Polish-born Wesolowski was recalled from his post as envoy to the Dominican Republic in 2013, after he was accused him of paedophilia.
In June 2014, he was found guilty by a church disciplinary panel and deemed no longer fit to serve as a priest.
The Vatican said he would stand trial on allegations of sexually abusing minors during his 2008-13 diplomatic posting to Santo Domingo.
It said he would also face charges on storing child pornography on his computer after being recalled to Rome.
The Vatican said the first hearing of the trial was scheduled for July 11.
It said Wesolowski would be the first person to be tried on the basis of anti-paedophilia laws, that Pope Francis, introduced in the Vatican Penal Code in July 2013.
It said he could face a jail sentence of up to 12 years.
The Vatican said the “serious allegations” against him were going to be scrutinised in a “delicate and detailed procedure,” using IT experts, and “if necessary” evidence supplied by judicial authorities in Santo Domingo.

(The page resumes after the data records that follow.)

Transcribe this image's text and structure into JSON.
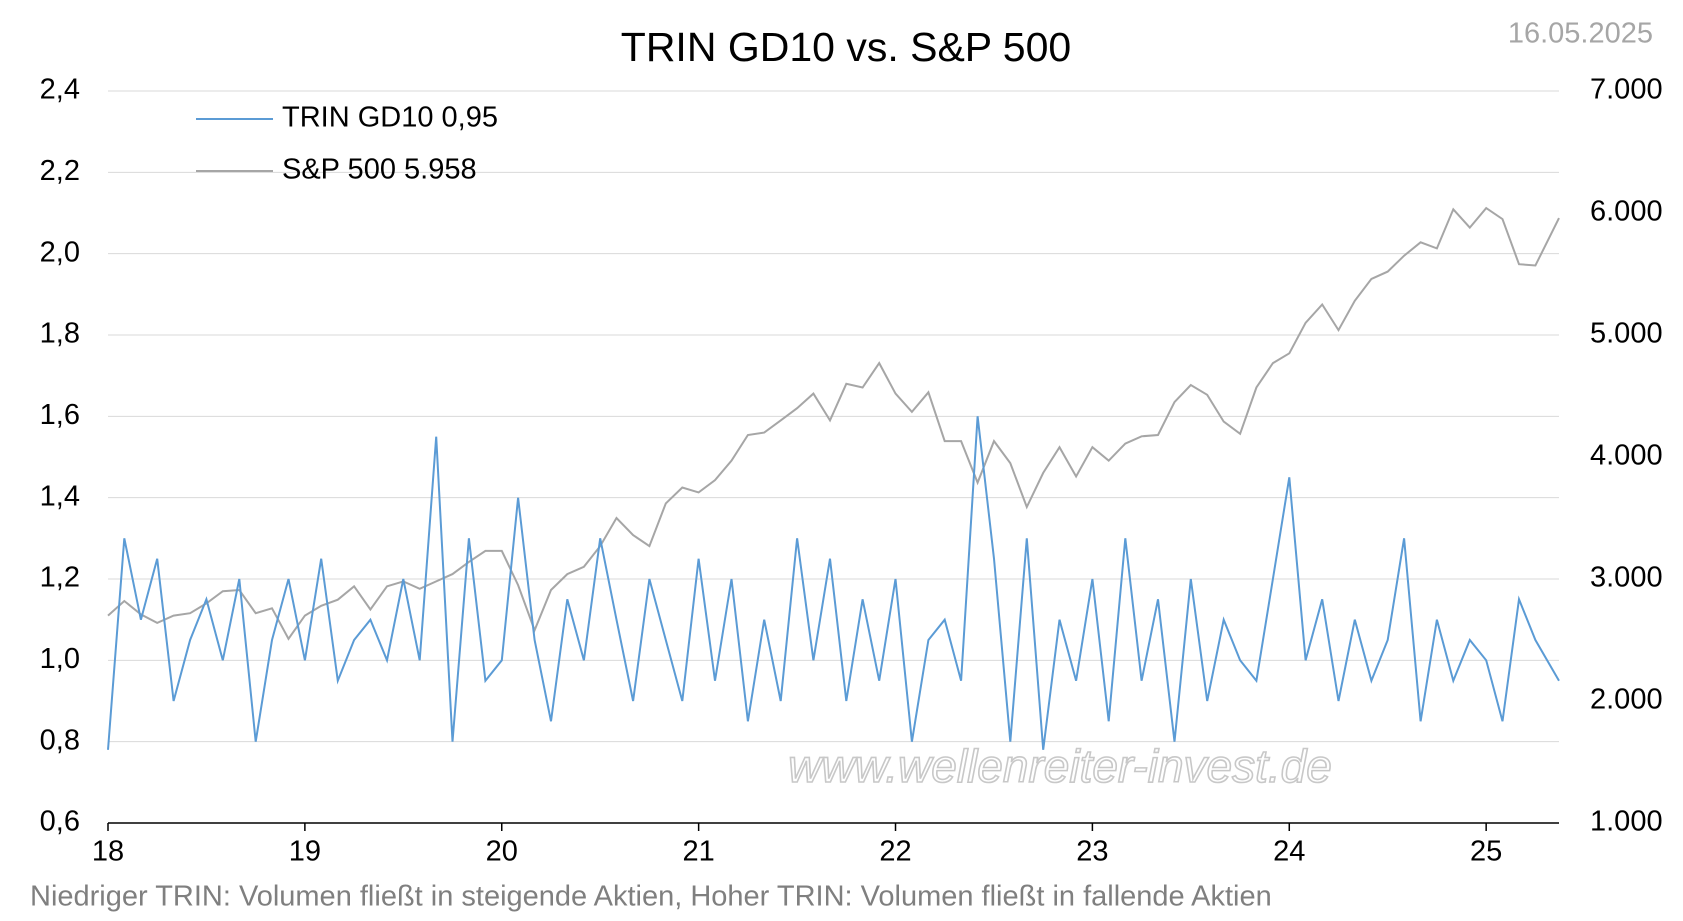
{
  "chart_data": {
    "type": "line",
    "title": "TRIN GD10 vs. S&P 500",
    "date": "16.05.2025",
    "watermark": "www.wellenreiter-invest.de",
    "footnote": "Niedriger TRIN: Volumen fließt in steigende Aktien, Hoher TRIN: Volumen fließt in fallende Aktien",
    "grid": true,
    "legend": "top-left",
    "x": [
      18,
      18.083,
      18.167,
      18.25,
      18.333,
      18.417,
      18.5,
      18.583,
      18.667,
      18.75,
      18.833,
      18.917,
      19,
      19.083,
      19.167,
      19.25,
      19.333,
      19.417,
      19.5,
      19.583,
      19.667,
      19.75,
      19.833,
      19.917,
      20,
      20.083,
      20.167,
      20.25,
      20.333,
      20.417,
      20.5,
      20.583,
      20.667,
      20.75,
      20.833,
      20.917,
      21,
      21.083,
      21.167,
      21.25,
      21.333,
      21.417,
      21.5,
      21.583,
      21.667,
      21.75,
      21.833,
      21.917,
      22,
      22.083,
      22.167,
      22.25,
      22.333,
      22.417,
      22.5,
      22.583,
      22.667,
      22.75,
      22.833,
      22.917,
      23,
      23.083,
      23.167,
      23.25,
      23.333,
      23.417,
      23.5,
      23.583,
      23.667,
      23.75,
      23.833,
      23.917,
      24,
      24.083,
      24.167,
      24.25,
      24.333,
      24.417,
      24.5,
      24.583,
      24.667,
      24.75,
      24.833,
      24.917,
      25,
      25.083,
      25.167,
      25.25,
      25.37
    ],
    "xlim": [
      18,
      25.37
    ],
    "xticks": [
      18,
      19,
      20,
      21,
      22,
      23,
      24,
      25
    ],
    "ylim": [
      0.6,
      2.4
    ],
    "yticks": [
      {
        "value": 0.6,
        "label": "0,6"
      },
      {
        "value": 0.8,
        "label": "0,8"
      },
      {
        "value": 1.0,
        "label": "1,0"
      },
      {
        "value": 1.2,
        "label": "1,2"
      },
      {
        "value": 1.4,
        "label": "1,4"
      },
      {
        "value": 1.6,
        "label": "1,6"
      },
      {
        "value": 1.8,
        "label": "1,8"
      },
      {
        "value": 2.0,
        "label": "2,0"
      },
      {
        "value": 2.2,
        "label": "2,2"
      },
      {
        "value": 2.4,
        "label": "2,4"
      }
    ],
    "y2lim": [
      1000,
      7000
    ],
    "y2ticks": [
      {
        "value": 1000,
        "label": "1.000"
      },
      {
        "value": 2000,
        "label": "2.000"
      },
      {
        "value": 3000,
        "label": "3.000"
      },
      {
        "value": 4000,
        "label": "4.000"
      },
      {
        "value": 5000,
        "label": "5.000"
      },
      {
        "value": 6000,
        "label": "6.000"
      },
      {
        "value": 7000,
        "label": "7.000"
      }
    ],
    "series": [
      {
        "name": "TRIN GD10 0,95",
        "color": "#5b9bd5",
        "values": [
          0.78,
          1.3,
          1.1,
          1.25,
          0.9,
          1.05,
          1.15,
          1.0,
          1.2,
          0.8,
          1.05,
          1.2,
          1.0,
          1.25,
          0.95,
          1.05,
          1.1,
          1.0,
          1.2,
          1.0,
          1.55,
          0.8,
          1.3,
          0.95,
          1.0,
          1.4,
          1.05,
          0.85,
          1.15,
          1.0,
          1.3,
          1.1,
          0.9,
          1.2,
          1.05,
          0.9,
          1.25,
          0.95,
          1.2,
          0.85,
          1.1,
          0.9,
          1.3,
          1.0,
          1.25,
          0.9,
          1.15,
          0.95,
          1.2,
          0.8,
          1.05,
          1.1,
          0.95,
          1.6,
          1.25,
          0.8,
          1.3,
          0.78,
          1.1,
          0.95,
          1.2,
          0.85,
          1.3,
          0.95,
          1.15,
          0.8,
          1.2,
          0.9,
          1.1,
          1.0,
          0.95,
          1.2,
          1.45,
          1.0,
          1.15,
          0.9,
          1.1,
          0.95,
          1.05,
          1.3,
          0.85,
          1.1,
          0.95,
          1.05,
          1.0,
          0.85,
          1.15,
          1.05,
          0.95
        ]
      },
      {
        "name": "S&P 500 5.958",
        "color": "#a6a6a6",
        "axis": "y2",
        "values": [
          2700,
          2820,
          2710,
          2640,
          2700,
          2720,
          2800,
          2900,
          2910,
          2720,
          2760,
          2510,
          2700,
          2780,
          2830,
          2940,
          2750,
          2940,
          2980,
          2920,
          2980,
          3040,
          3140,
          3230,
          3230,
          2950,
          2580,
          2910,
          3040,
          3100,
          3270,
          3500,
          3360,
          3270,
          3620,
          3750,
          3710,
          3810,
          3970,
          4180,
          4200,
          4300,
          4400,
          4520,
          4300,
          4600,
          4570,
          4770,
          4520,
          4370,
          4530,
          4130,
          4130,
          3790,
          4130,
          3950,
          3590,
          3870,
          4080,
          3840,
          4080,
          3970,
          4110,
          4170,
          4180,
          4450,
          4590,
          4510,
          4290,
          4190,
          4570,
          4770,
          4850,
          5100,
          5250,
          5040,
          5280,
          5460,
          5520,
          5650,
          5760,
          5710,
          6030,
          5880,
          6040,
          5950,
          5580,
          5570,
          5958
        ]
      }
    ]
  }
}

Meanwhile, the Vatican said Pope Francis had accepted the resignation of the Archbishop of Saint Paul and Minneapolis, Monsignor John Clayton Nienstedt, and of his deputy, Monsignor Lee Anthony Piche.

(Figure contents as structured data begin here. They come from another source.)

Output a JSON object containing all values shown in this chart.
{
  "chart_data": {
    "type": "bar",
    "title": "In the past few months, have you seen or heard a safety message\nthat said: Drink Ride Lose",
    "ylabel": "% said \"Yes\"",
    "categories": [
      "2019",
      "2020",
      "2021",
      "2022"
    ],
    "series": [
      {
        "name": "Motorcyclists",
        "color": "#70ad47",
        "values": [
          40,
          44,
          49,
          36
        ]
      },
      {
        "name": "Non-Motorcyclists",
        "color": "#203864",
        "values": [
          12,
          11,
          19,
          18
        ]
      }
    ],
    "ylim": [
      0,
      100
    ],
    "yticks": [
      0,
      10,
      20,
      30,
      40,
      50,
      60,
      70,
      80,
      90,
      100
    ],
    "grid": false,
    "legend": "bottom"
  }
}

It said the move came ten days after a U.S. attorney filed criminal charges against the Archdiocese of Saint Paul and Minneapolis for failing to protect children from a paedophile priest who was active in the area from 1997 to 2015.
Archbishop Nienstedt, in his parting statement, denied any wrongdoing.

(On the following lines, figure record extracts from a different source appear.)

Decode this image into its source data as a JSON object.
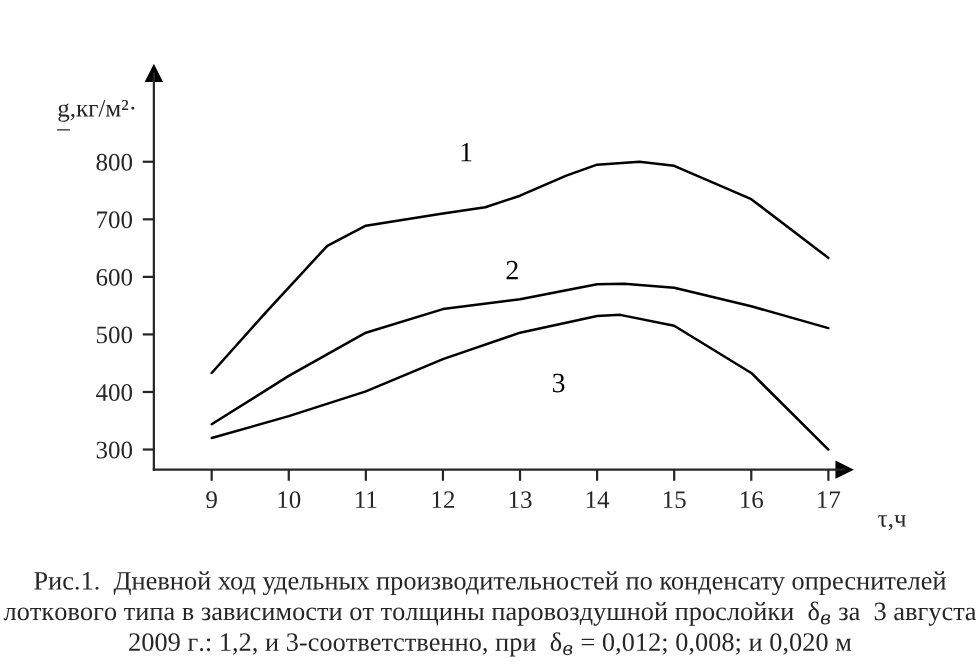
{
  "chart_data": {
    "type": "line",
    "ylabel": "g,кг/м²·\n–",
    "xlabel": "τ,ч",
    "series": [
      {
        "name": "1",
        "color": "#000000",
        "x": [
          9,
          9.7,
          10.5,
          11,
          12,
          12.55,
          13,
          13.6,
          14,
          14.55,
          15,
          16,
          17
        ],
        "values": [
          433,
          538,
          654,
          689,
          710,
          721,
          741,
          776,
          795,
          800,
          793,
          735,
          633
        ]
      },
      {
        "name": "2",
        "color": "#000000",
        "x": [
          9,
          10,
          11,
          12,
          13,
          14,
          14.35,
          15,
          16,
          17
        ],
        "values": [
          344,
          428,
          503,
          544,
          561,
          587,
          588,
          581,
          549,
          511
        ]
      },
      {
        "name": "3",
        "color": "#000000",
        "x": [
          9,
          10,
          11,
          12,
          13,
          14,
          14.3,
          15,
          16,
          17
        ],
        "values": [
          320,
          358,
          401,
          457,
          503,
          532,
          534,
          515,
          433,
          300
        ]
      }
    ],
    "annotations": [
      "Рис.1.  Дневной ход удельных производительностей по конденсату опреснителей\nлоткового типа в зависимости от толщины паровоздушной прослойки  δ$_{в}$ за  3 августа\n2009 г.: 1,2, и 3-соответственно, при  δ$_{в}$ = 0,012; 0,008; и 0,020 м"
    ],
    "xlim": [
      8.25,
      17.2
    ],
    "xticks": [
      9,
      10,
      11,
      12,
      13,
      14,
      15,
      16,
      17
    ],
    "ylim": [
      265,
      953
    ],
    "yticks": [
      300,
      400,
      500,
      600,
      700,
      800
    ],
    "grid": false,
    "legend": false,
    "marker": "none",
    "line_style": "solid"
  }
}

“I leave with a clear conscience knowing that my team and I have put in place solid protocols to ensure the protection of minors and vulnerable adults.
The Catholic Church has been tarnished in recent years by worldwide revelations about paedophile priests, and by allegations that for decades its hierarchy failed to punish offenders or even covered up their crimes.
Pope Francis and his predecessor Benedict XVI have committed themselves to a “zero tolerance” policy.